You lost your job. Unfortunately, this one is not always under our control, but it does affect your ability to purchase a home. Loans require for their borrowers to have an income, and if that income is halved or even worse, you may leave the closing table without a new house. If you learn of a layoff or termination prior to closing day, inform your loan officer immediately so they can reschedule closing or assist you where they can.

There’s a mistake on documentation. Occasionally, mistakes happen. It’s important to review all of the paperwork you’re presented at the closing table to make sure everything is correct – from your name and address to your interest rate. Keep a watchful eye and point out any errors so they can be fixed before you sign your name.

There’s an issue with your homeowner’s insurance. Before you’re cleared to close, you will need to provide the name of your new homeowner’s insurance. However, if an issue arises between then and closing day, the transaction may not go through. Keep communication open between you and your insurance company to be sure there’s nothing else they need from you.

You don’t know where or how to pay the down payment. Down payments are due in cash at the closing table. Be sure to bring that cash to the closing, or it won’t go through. You can pay in physical cash, a check, a money order, or a wire transfer.

You can’t fund the closing costs. Closing costs don’t just include the down payment. You need to pay the fees for everyone that assisted in helping you close on the home. These are things like paying the inspector or appraiser, lender’s fees, mortgage insurance costs, and pre-paid property taxes. Be prepared to pay 3%-5% of your home’s cost towards closing fees.

For the Seller

There are liens or debts on the home’s title. A lien means that your debt must be paid before you can rightfully possess a home again – even if you’re still living in it. Before you can sell a home, you need to be the rightful owner, and until these debts are paid, you aren’t. Make sure you assess any liens or debts on your home before you complete the transaction.

The buyer found an issue during their final walkthrough. Hopefully, the buyer and their real estate agent communicate to you prior to the closing table about any issues they found, but if not – you could be walking away from the table without a deal. Usually, these issues are not cause for the buyer to back out of the deal entirely, so you may need to make a few adjustments before coming back to the closing table.

For Either

Someone backs out. Buyer or seller – you both have the right to back out of the deal. For buyers, this is usually because they found something truly terrible on the final walkthrough. However, if a seller backs out of a deal at the closing table, they will likely be legally forced to repay some fees like earnest money. You can even be sued by the buyer – so be careful!
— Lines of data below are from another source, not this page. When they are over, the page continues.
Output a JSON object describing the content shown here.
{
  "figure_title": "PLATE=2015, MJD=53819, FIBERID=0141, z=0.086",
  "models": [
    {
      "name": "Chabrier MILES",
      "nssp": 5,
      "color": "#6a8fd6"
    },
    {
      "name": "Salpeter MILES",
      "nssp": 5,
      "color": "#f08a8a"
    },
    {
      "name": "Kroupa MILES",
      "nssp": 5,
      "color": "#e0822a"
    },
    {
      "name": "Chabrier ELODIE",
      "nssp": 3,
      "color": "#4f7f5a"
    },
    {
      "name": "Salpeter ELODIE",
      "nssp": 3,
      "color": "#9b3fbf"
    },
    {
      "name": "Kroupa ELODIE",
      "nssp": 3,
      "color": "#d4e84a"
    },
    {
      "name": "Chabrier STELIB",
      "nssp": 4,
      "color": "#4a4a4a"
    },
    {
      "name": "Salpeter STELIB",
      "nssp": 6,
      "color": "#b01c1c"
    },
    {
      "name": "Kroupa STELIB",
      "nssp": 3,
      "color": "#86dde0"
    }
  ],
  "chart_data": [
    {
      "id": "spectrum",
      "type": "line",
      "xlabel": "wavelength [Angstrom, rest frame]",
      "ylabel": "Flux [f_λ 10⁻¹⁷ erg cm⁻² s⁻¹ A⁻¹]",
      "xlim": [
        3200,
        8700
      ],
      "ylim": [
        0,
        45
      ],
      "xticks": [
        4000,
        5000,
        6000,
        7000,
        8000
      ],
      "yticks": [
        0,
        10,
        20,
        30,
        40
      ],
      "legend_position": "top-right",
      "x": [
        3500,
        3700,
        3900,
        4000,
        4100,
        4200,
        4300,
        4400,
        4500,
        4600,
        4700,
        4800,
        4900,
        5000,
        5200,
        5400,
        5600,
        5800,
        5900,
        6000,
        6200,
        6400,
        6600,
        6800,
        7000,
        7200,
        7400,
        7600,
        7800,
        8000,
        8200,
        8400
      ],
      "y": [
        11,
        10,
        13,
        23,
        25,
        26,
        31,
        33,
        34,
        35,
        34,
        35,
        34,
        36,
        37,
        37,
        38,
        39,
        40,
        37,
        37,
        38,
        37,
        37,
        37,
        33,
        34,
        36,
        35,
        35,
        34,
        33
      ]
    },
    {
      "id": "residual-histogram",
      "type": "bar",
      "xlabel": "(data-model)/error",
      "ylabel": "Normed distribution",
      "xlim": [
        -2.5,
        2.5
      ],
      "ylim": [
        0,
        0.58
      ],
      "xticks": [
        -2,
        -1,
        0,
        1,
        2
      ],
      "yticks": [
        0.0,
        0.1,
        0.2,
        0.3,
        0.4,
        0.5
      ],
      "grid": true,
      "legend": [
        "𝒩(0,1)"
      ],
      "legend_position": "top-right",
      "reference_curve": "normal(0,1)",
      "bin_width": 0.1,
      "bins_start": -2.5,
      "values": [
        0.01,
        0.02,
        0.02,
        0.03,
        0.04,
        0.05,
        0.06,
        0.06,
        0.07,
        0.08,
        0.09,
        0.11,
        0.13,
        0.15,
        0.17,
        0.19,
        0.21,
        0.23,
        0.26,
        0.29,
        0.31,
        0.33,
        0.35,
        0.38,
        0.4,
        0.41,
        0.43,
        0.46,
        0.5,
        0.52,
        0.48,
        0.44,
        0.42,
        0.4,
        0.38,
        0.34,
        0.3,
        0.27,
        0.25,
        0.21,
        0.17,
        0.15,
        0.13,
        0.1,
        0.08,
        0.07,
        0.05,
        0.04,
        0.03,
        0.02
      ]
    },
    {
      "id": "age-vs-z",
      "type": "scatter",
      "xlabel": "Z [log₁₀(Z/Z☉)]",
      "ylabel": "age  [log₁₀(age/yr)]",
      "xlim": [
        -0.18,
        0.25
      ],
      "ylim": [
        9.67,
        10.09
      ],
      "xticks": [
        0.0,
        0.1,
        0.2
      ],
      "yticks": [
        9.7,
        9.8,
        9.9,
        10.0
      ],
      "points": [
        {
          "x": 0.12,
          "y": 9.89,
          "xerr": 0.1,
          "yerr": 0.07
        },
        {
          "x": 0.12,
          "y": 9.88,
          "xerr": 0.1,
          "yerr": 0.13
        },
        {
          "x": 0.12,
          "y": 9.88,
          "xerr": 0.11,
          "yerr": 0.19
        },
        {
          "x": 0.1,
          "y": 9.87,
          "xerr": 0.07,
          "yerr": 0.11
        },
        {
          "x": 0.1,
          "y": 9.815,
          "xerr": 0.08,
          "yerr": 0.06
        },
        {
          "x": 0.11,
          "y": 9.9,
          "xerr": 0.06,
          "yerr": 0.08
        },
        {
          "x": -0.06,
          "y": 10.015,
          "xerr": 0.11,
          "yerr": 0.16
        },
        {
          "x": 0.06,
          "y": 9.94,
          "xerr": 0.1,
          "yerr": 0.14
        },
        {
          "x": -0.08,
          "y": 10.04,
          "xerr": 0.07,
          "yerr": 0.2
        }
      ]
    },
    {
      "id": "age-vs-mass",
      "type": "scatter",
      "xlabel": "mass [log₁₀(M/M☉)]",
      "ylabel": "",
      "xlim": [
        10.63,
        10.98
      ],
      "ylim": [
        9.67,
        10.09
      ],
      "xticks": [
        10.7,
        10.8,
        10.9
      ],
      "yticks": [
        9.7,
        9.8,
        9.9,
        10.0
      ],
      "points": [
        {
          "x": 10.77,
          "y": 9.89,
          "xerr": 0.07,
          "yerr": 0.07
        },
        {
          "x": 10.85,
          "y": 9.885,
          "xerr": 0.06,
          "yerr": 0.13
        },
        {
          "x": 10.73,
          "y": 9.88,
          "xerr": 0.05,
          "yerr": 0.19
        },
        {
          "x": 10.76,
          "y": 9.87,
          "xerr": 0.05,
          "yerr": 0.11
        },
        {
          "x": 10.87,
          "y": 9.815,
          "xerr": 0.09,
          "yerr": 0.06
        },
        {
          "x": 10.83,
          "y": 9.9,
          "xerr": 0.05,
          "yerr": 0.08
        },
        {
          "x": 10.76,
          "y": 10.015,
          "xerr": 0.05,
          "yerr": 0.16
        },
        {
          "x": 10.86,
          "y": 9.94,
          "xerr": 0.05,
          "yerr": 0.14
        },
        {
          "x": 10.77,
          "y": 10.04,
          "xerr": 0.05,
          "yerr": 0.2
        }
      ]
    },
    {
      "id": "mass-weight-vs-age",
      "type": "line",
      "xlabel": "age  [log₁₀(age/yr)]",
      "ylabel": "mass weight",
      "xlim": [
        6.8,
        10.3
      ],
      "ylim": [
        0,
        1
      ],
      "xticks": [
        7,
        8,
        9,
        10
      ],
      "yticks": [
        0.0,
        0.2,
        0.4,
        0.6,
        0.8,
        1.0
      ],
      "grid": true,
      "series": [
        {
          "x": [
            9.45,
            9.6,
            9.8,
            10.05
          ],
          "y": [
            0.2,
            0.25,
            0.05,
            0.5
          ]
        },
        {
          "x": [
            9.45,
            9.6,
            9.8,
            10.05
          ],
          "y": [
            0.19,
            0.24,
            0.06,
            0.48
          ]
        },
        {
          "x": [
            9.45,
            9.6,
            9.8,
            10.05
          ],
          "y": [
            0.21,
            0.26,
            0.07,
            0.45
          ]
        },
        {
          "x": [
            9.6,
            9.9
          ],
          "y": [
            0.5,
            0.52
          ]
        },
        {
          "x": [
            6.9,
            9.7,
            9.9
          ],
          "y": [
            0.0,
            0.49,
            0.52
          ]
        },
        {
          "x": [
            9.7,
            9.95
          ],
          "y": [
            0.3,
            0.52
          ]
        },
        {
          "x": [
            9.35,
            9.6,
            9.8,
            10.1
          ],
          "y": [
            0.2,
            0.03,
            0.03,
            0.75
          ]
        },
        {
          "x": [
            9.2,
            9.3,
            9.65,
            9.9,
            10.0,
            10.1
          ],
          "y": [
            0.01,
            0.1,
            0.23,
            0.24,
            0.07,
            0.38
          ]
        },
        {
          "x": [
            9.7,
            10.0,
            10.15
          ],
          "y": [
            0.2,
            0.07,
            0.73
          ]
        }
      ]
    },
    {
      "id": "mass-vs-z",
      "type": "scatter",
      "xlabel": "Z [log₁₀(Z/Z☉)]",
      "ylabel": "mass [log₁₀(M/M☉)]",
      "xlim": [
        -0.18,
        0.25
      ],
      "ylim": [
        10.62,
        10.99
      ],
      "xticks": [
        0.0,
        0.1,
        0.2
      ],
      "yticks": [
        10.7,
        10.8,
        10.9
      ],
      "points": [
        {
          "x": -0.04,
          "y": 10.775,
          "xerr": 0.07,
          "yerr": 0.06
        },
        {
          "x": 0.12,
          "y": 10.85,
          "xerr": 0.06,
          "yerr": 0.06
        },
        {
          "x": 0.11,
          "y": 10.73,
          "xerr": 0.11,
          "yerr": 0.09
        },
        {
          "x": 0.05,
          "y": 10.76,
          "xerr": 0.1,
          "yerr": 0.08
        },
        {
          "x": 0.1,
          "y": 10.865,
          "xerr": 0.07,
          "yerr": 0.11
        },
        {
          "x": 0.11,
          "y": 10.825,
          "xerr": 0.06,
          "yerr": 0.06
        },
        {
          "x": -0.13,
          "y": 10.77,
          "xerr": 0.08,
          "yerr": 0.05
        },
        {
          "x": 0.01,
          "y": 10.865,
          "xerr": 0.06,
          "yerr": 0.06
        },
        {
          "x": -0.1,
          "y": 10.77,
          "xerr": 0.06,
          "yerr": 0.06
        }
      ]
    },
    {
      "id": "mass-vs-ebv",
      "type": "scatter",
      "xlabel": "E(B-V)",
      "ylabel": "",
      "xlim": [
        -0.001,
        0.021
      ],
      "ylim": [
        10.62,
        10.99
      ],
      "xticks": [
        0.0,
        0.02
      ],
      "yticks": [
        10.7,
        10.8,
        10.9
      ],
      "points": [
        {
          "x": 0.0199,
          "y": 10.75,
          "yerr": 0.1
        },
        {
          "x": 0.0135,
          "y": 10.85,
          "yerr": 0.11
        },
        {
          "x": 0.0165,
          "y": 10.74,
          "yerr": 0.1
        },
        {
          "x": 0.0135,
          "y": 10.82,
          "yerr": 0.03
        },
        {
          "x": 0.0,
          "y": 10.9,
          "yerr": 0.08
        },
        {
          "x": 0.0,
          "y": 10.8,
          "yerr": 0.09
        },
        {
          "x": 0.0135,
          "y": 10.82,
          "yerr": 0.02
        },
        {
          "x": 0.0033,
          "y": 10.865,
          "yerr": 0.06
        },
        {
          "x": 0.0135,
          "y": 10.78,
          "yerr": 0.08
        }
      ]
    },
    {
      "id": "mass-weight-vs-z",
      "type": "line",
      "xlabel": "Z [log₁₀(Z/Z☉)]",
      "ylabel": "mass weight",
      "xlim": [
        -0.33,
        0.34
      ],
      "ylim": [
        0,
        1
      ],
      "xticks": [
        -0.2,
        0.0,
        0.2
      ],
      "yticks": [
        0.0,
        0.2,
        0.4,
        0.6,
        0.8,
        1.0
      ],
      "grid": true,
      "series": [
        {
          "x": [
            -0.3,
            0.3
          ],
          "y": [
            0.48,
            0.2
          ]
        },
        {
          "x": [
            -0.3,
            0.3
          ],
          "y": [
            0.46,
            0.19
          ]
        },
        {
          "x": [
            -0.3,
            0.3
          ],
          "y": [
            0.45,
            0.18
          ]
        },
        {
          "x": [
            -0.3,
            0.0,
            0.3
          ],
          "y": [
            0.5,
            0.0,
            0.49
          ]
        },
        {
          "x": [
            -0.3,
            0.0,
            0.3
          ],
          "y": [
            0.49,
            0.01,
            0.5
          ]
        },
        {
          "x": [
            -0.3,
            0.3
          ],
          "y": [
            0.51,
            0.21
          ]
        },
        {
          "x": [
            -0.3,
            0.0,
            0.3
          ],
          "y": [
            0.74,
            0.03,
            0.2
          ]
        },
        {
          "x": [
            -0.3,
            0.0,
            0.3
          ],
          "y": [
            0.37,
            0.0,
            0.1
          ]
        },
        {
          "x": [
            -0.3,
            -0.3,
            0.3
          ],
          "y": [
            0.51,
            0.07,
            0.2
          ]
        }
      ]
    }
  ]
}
There’s a natural disaster. If a huge natural disaster occurs like a tornado or hurricane and the home is no longer in any condition to be sold, both parties will need to go their separate ways. Closing can be postponed until restoration is completed, or it can be canceled altogether.

The buyer or seller dies. If tragedy strikes and one of the parties dies, the deal is usually off. At this point, a newly widowed borrower will need to reapply for a mortgage with a singular income before they can purchase a house. A newly deceased seller’s family may decide that they don’t want to sell the house at all. This is a sensitive time for the family and friends of the deceased party, so display understanding and compassion should this occur.

How Can You Avoid these Issues?

Some of these situations cannot be avoided – a death, a natural disaster, a lost job – but if something can be avoided, make sure it is!

Communication is key to success here. Be sure to be open with your loan officer and real estate agent so you can make sure you have all your ducks in a row.

Do not make any big changes to your life. Don’t switch jobs, don’t buy a new car, and don’t change your marital status. All of these things will need to wait until after closing.

Check all documents before closing day. Request copies of paperwork and documents to review them before you sit down at the closing table. If you are filling any documents out online, read carefully to make sure they are all accurate before signing them.